Elevated asset valuations and the role of leverage in the financial sector are among the financial-stability risks the Federal Reserve is tracking most closely, according to the central bank's latest financial-stability report.

Staffers at the Fed's board in Washington, D.C. note that equity prices are hovering near the high end of historical valuation levels, with equity risk premiums hovering near lows. That is a sign investors may not be receiving solid compensation for holding risky investments.

Another risk on the Fed's radar: financial-sector leverage, including at hedge funds that are key buyers of U.S. government debt. In recent years, concerns have mounted that because many hedge funds finance their holdings with debt of their own, any downturn in the U.S. Treasury market may quickly spiral into a worsening crisis if funds are forced to sell their holdings in order to cover what they owe.

Over the past few years, the financial sector has faced down a handful of vulnerabilities to its stability while dodging serious crises.

A string of regional-bank failures in 2023 posed one of the most direct threats to trust in the banking system since the financial crisis that began 15 years earlier.
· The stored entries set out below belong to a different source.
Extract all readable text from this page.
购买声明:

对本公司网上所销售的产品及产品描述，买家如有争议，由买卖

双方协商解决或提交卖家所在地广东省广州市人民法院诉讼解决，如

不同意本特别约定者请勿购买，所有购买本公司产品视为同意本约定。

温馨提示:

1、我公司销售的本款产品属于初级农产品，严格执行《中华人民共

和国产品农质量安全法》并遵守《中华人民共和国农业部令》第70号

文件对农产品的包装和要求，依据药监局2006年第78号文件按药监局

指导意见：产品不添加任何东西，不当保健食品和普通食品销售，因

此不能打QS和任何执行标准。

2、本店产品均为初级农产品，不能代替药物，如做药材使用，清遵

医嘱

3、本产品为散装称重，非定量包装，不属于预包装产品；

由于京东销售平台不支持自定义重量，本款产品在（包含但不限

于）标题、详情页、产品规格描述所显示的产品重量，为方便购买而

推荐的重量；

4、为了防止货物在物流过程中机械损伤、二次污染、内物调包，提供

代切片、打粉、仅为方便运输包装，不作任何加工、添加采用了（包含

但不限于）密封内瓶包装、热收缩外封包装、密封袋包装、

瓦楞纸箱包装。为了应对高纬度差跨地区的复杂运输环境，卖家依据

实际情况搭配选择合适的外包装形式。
Last fall, volatility in overnight lending markets--critical plumbing at the heart of the financial system--spurred concerns that funding pressures might spread broadly through the bond and stock markets.

Neither of those episodes, however, grew into the type of self-feeding crisis that can impact investors across the board.

More recently, many investors' concerns have centered around private credit, a fast-growing corner of the lending world that has increasingly displaced traditional banking. In its report, the Fed acknowledged that "since the middle of last year, investor sentiment turned increasingly negative following some high-profile corporate defaults."

In particular, investors have been wary that private-credit funds are facing a mini-wave of redemption requests that could mark the start of a sectoral downturn. The Fed's researchers noted that because more private-credit investment vehicles are designed to meter redemption requests, "risks to financial stability ... appear limited and manageable."

The report noted that "continued redemptions and negative sentiment could lead to a reduction in credit availability for some borrowers."